On 2 March 2016, after the resignation of the Governor of the Tver Oblast, Andrey Shevelyov, and by the decree of the President Putin, Rudenya was appointed acting head of the oblast.

On 23 June 2016, Rudenya submitted documents to the Election Commission of the Tver Oblast for his nomination as a candidate for the post of regional governor. He won the elections on 18 September 2016, gaining 72.13% of the vote.

On 23 September 2016, in the building of the Tver Regional Academic Drama Theater, as part of the 73rd extraordinary meeting of the Legislative Assembly of the Tver Region, a solemn ceremony of Rudenya's inauguration took place.

From January 27 to December 21, 2020, he was the Member of the Presidium of the State Council of the Russia.

Rudenya is a member of the General Council of the United Russia party.

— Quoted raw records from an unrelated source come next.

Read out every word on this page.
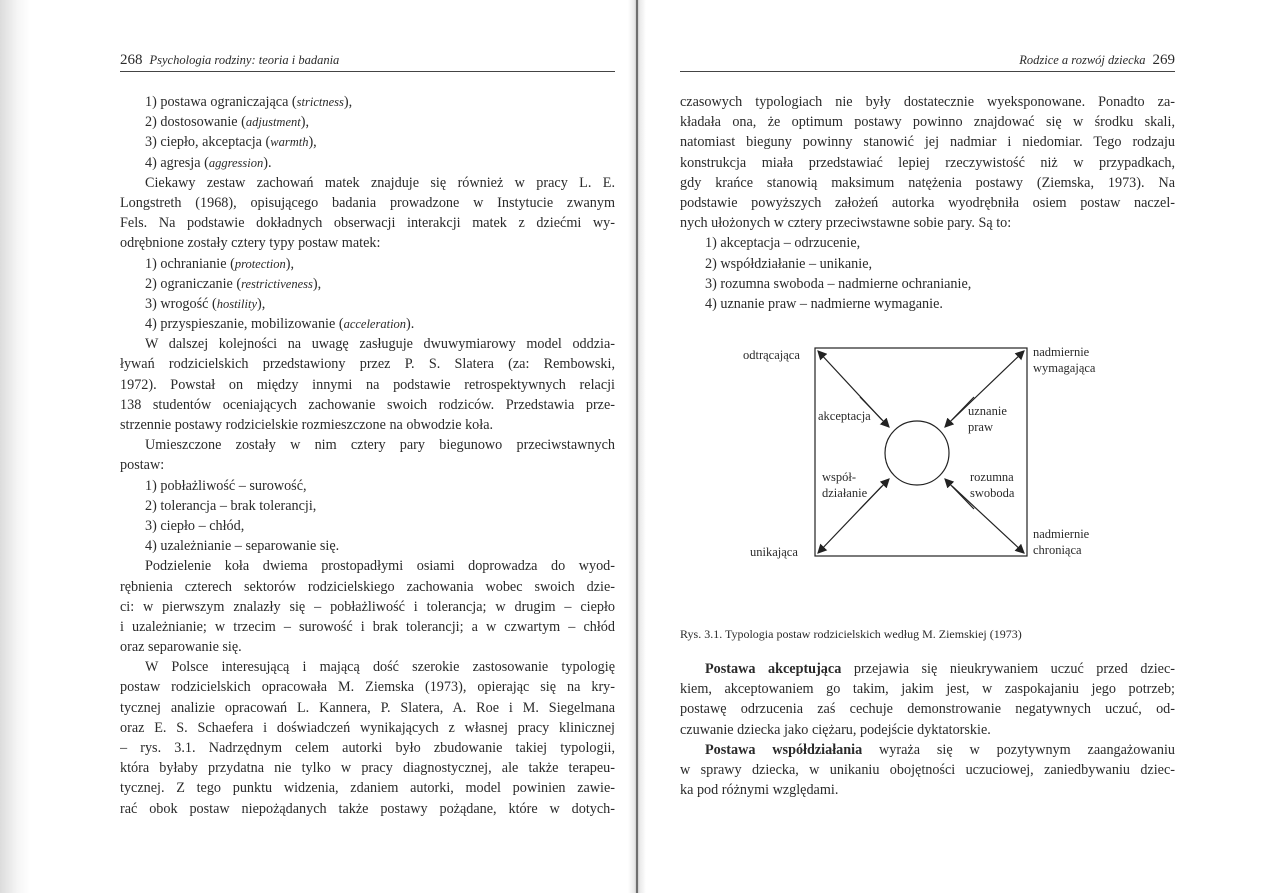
268 Psychologia rodziny: teoria i badania
1) postawa ograniczająca (strictness),
2) dostosowanie (adjustment),
3) ciepło, akceptacja (warmth),
4) agresja (aggression).
Ciekawy zestaw zachowań matek znajduje się również w pracy L. E.
Longstreth (1968), opisującego badania prowadzone w Instytucie zwanym
Fels. Na podstawie dokładnych obserwacji interakcji matek z dziećmi wy-
odrębnione zostały cztery typy postaw matek:
1) ochranianie (protection),
2) ograniczanie (restrictiveness),
3) wrogość (hostility),
4) przyspieszanie, mobilizowanie (acceleration).
W dalszej kolejności na uwagę zasługuje dwuwymiarowy model oddzia-
ływań rodzicielskich przedstawiony przez P. S. Slatera (za: Rembowski,
1972). Powstał on między innymi na podstawie retrospektywnych relacji
138 studentów oceniających zachowanie swoich rodziców. Przedstawia prze-
strzennie postawy rodzicielskie rozmieszczone na obwodzie koła.
Umieszczone zostały w nim cztery pary biegunowo przeciwstawnych
postaw:
1) pobłażliwość – surowość,
2) tolerancja – brak tolerancji,
3) ciepło – chłód,
4) uzależnianie – separowanie się.
Podzielenie koła dwiema prostopadłymi osiami doprowadza do wyod-
rębnienia czterech sektorów rodzicielskiego zachowania wobec swoich dzie-
ci: w pierwszym znalazły się – pobłażliwość i tolerancja; w drugim – ciepło
i uzależnianie; w trzecim – surowość i brak tolerancji; a w czwartym – chłód
oraz separowanie się.
W Polsce interesującą i mającą dość szerokie zastosowanie typologię
postaw rodzicielskich opracowała M. Ziemska (1973), opierając się na kry-
tycznej analizie opracowań L. Kannera, P. Slatera, A. Roe i M. Siegelmana
oraz E. S. Schaefera i doświadczeń wynikających z własnej pracy klinicznej
– rys. 3.1. Nadrzędnym celem autorki było zbudowanie takiej typologii,
która byłaby przydatna nie tylko w pracy diagnostycznej, ale także terapeu-
tycznej. Z tego punktu widzenia, zdaniem autorki, model powinien zawie-
rać obok postaw niepożądanych także postawy pożądane, które w dotych-
Rodzice a rozwój dziecka 269
czasowych typologiach nie były dostatecznie wyeksponowane. Ponadto za-
kładała ona, że optimum postawy powinno znajdować się w środku skali,
natomiast bieguny powinny stanowić jej nadmiar i niedomiar. Tego rodzaju
konstrukcja miała przedstawiać lepiej rzeczywistość niż w przypadkach,
gdy krańce stanowią maksimum natężenia postawy (Ziemska, 1973). Na
podstawie powyższych założeń autorka wyodrębniła osiem postaw naczel-
nych ułożonych w cztery przeciwstawne sobie pary. Są to:
1) akceptacja – odrzucenie,
2) współdziałanie – unikanie,
3) rozumna swoboda – nadmierne ochranianie,
4) uznanie praw – nadmierne wymaganie.
odtrącająca	nadmiernie
wymagająca
unikająca
nadmiernie
chroniąca
akceptacja	uznanie
praw
współ-
działanie
rozumna
swoboda
Rys. 3.1. Typologia postaw rodzicielskich według M. Ziemskiej (1973)
Postawa akceptująca przejawia się nieukrywaniem uczuć przed dziec-
kiem, akceptowaniem go takim, jakim jest, w zaspokajaniu jego potrzeb;
postawę odrzucenia zaś cechuje demonstrowanie negatywnych uczuć, od-
czuwanie dziecka jako ciężaru, podejście dyktatorskie.
Postawa współdziałania wyraża się w pozytywnym zaangażowaniu
w sprawy dziecka, w unikaniu obojętności uczuciowej, zaniedbywaniu dziec-
ka pod różnymi względami.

He was the secretary of the Tver regional branch of the United Russia party.

===Presidential envoy===
In September 2025, President Putin appointed Rudenya as presidential envoy to the Northwestern Federal District.

==Sanctions==
In December 2022 the EU sanctioned Igor Rudenya in relation to the 2022 Russian invasion of Ukraine.

==Family==

Rudenya is married to Olga, and has five children: Georgy, Mikhail, Danil, Anna and Maria. His grandfather Mikhail Rudenya (1922-2002), a veteran of the World War II, at the front was a lieutenant of the medical service, as a paramedic.

==Personal life and hobbies==
Rudenya has no accounts in any of the social networks. In interviews with the press, he tries to avoid personal questions, details of family and off-duty life. It is known that Rudenya is a believer, visits Orthodox churches and monasteries with his whole family, knows how to ring the bells correctly. According to him, he was baptized as a child, but truly imbued with faith when he served in the army.